Güney Afrika:0-0:Irak








  • Turnuvaların başlangıç maçları genelde sıkıcı olur, bu da öyle geçti son 10 dakikası dışında. Irak, kendi kıtasının şampiyonu olurken, o yokluk ve savaş durumunda böyle bir başarıyı yakaladığı için sempatimizi kazanmıştı, nedense o sevgi hala devam ediyormuş ki gönlümüz komşudan yanaydı. Fakat, onlar geriye kapanıp, beraberliği hedeflemişlerdi, belki Milutinoviç öyle istememiş ama oyuncular o şekilde davrandılar, belli değil...
  • Güney Afrika, kendi sahasında kazanmak istiyordu ama kazanacak hamleler yapmadılar, yapamadılar. Maçın sonunda kazanmaya o kadar yaklaştılar fakat yeşil sahalarda ender görülen bir pozisyonda, gole giden top kale çizgisinden Afrikalı oyuncuya çarptı ve geri döndü... İşin daha da ilginci, gole önleyenParker'ı hoca oyundan çıkaracak ama topun oyun alanını terk etmesini bekliyordu. Kısmet işte...

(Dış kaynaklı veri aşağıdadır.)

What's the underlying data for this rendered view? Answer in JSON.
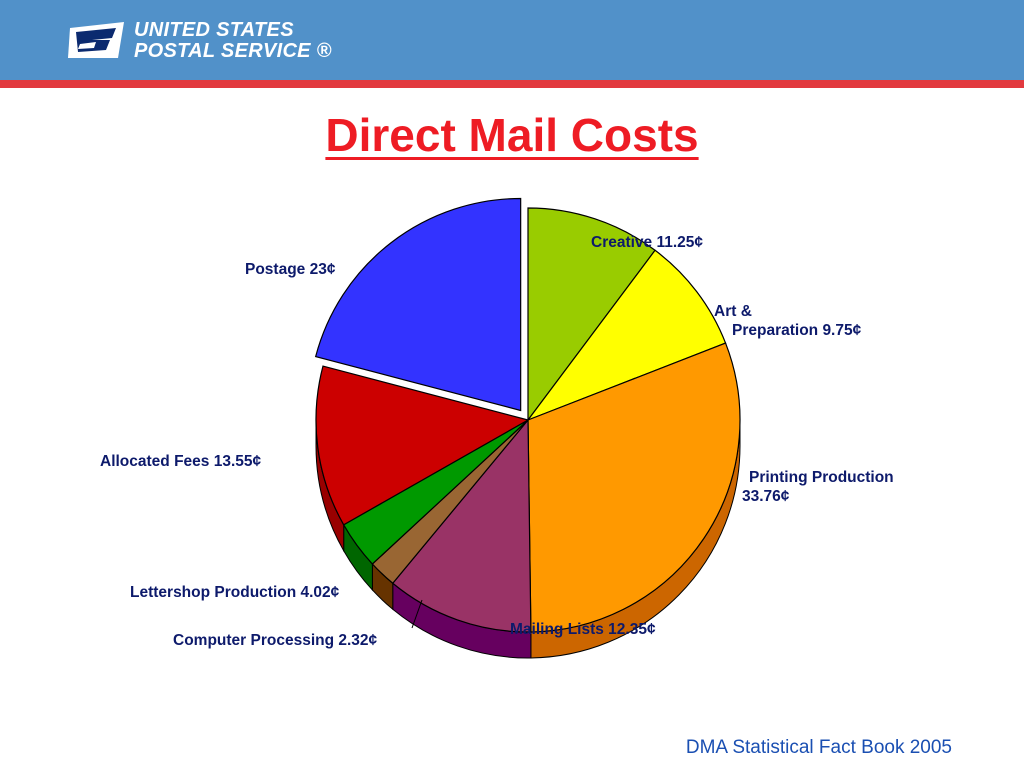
{
  "header": {
    "logo_line1": "UNITED STATES",
    "logo_line2": "POSTAL SERVICE ®",
    "colors": {
      "band": "#5191c9",
      "rule": "#e23a3f"
    }
  },
  "title": "Direct Mail Costs",
  "source": "DMA Statistical Fact Book 2005",
  "chart_data": {
    "type": "pie",
    "title": "Direct Mail Costs",
    "unit": "¢",
    "exploded": "Postage",
    "series": [
      {
        "name": "Creative",
        "label": "Creative 11.25¢",
        "value": 11.25,
        "color": "#99cc00",
        "dark": "#5c7a00"
      },
      {
        "name": "Art & Preparation",
        "label_lines": [
          "Art &",
          "Preparation 9.75¢"
        ],
        "value": 9.75,
        "color": "#ffff00",
        "dark": "#a3a300"
      },
      {
        "name": "Printing Production",
        "label_lines": [
          "Printing Production",
          "33.76¢"
        ],
        "value": 33.76,
        "color": "#ff9900",
        "dark": "#cc6600"
      },
      {
        "name": "Mailing Lists",
        "label": "Mailing Lists 12.35¢",
        "value": 12.35,
        "color": "#993366",
        "dark": "#66005f"
      },
      {
        "name": "Computer Processing",
        "label": "Computer Processing 2.32¢",
        "value": 2.32,
        "color": "#996633",
        "dark": "#663300"
      },
      {
        "name": "Lettershop Production",
        "label": "Lettershop Production 4.02¢",
        "value": 4.02,
        "color": "#009900",
        "dark": "#006600"
      },
      {
        "name": "Allocated Fees",
        "label": "Allocated Fees 13.55¢",
        "value": 13.55,
        "color": "#cc0000",
        "dark": "#990000"
      },
      {
        "name": "Postage",
        "label": "Postage 23¢",
        "value": 23,
        "color": "#3333ff",
        "dark": "#00008b"
      }
    ]
  }
}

  • Irak teknik direktörü Bora Milutinovic sevdiğim bir hocadır, genelde kıyıda köşede nerede takım varsa, onlarla anlaşır ve o milletlere futbolda yaşamadıkları sevinçleri yaşatır, kendine has olan bu hoca Irak'la bir şeyler başarmayı kafasına koymuş. Bir basketbol koçu gibi elinde taktik tahtası, sürekli topçulara yapacakları hamleleri gösteriyor, yaş 60larda ama enerjide hiç mi hiç azalma yok...

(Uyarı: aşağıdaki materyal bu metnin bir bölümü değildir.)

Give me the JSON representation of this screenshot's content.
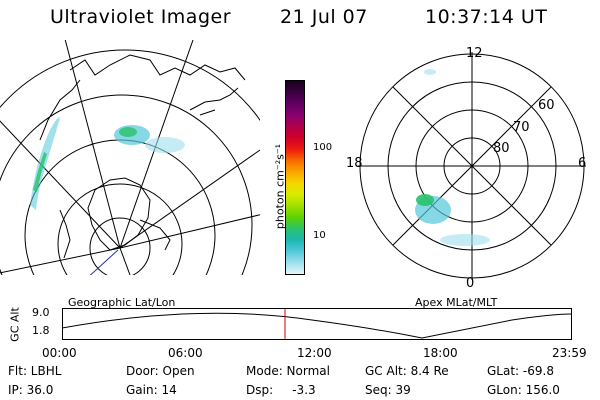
{
  "header": {
    "instrument": "Ultraviolet Imager",
    "date": "21 Jul 07",
    "time": "10:37:14 UT"
  },
  "colorbar": {
    "unit_label": "photon cm⁻²s⁻¹",
    "ticks": [
      "100",
      "10"
    ],
    "colors": [
      "#1a0020",
      "#3a0040",
      "#600060",
      "#8a0070",
      "#b0004a",
      "#d10028",
      "#ee1a10",
      "#f66a00",
      "#f9a400",
      "#f4d600",
      "#d8ec00",
      "#a0e000",
      "#5ed200",
      "#2ac26a",
      "#1ab8b0",
      "#52c8da",
      "#9ee0ec",
      "#e6f6f8"
    ]
  },
  "geographic_panel": {
    "label": "Geographic Lat/Lon"
  },
  "polar_panel": {
    "label": "Apex MLat/MLT",
    "mlt_labels": {
      "top": "12",
      "left": "18",
      "right": "6",
      "bottom": "0"
    },
    "lat_labels": [
      "60",
      "70",
      "80"
    ]
  },
  "timeline": {
    "ylabel": "GC Alt",
    "y_ticks": [
      "9.0",
      "1.8"
    ],
    "x_ticks": [
      "00:00",
      "06:00",
      "12:00",
      "18:00",
      "23:59"
    ],
    "current_marker_color": "#d00000"
  },
  "info": {
    "row1": {
      "flt": "Flt: LBHL",
      "door": "Door: Open",
      "mode": "Mode: Normal",
      "gcalt": "GC Alt: 8.4 Re",
      "glat": "GLat: -69.8"
    },
    "row2": {
      "ip": "IP: 36.0",
      "gain": "Gain: 14",
      "dsp": "Dsp:     -3.3",
      "seq": "Seq: 39",
      "glon": "GLon: 156.0"
    }
  }
}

  • Maçı yorumlayan Ömer Üründül bir ara yine "kollektif" kelimesini kullandı ki beni taa lise yıllarıma götüdü. Galatasaray'ın bir Avrupa maçıydı, o zaman maçlar şifreiz kanallardan gösteriliyordu, orada da yine Ömer "abi", kollektif ve diyagonal kelimelerini kullanmış, "bu adam başka bir şey bilmiyor mu" diye arkadaşlarla espiriler yapmıştık. Yıllar geçti, taktikler değişti ama Ömer abi aynı sözlerden vaz geçmedi. Haa, "kollektif" oyun kötü mü, değil tabii ki...
  • Güney Afrika biraz daha dikkatli olsa maçı alır, Irak ise kendini "Brezilya" zannetmese maçı alırdı, ikisi de doğru hamleler yapmadılar, biz de gol görmeden ilk maçı kapadık...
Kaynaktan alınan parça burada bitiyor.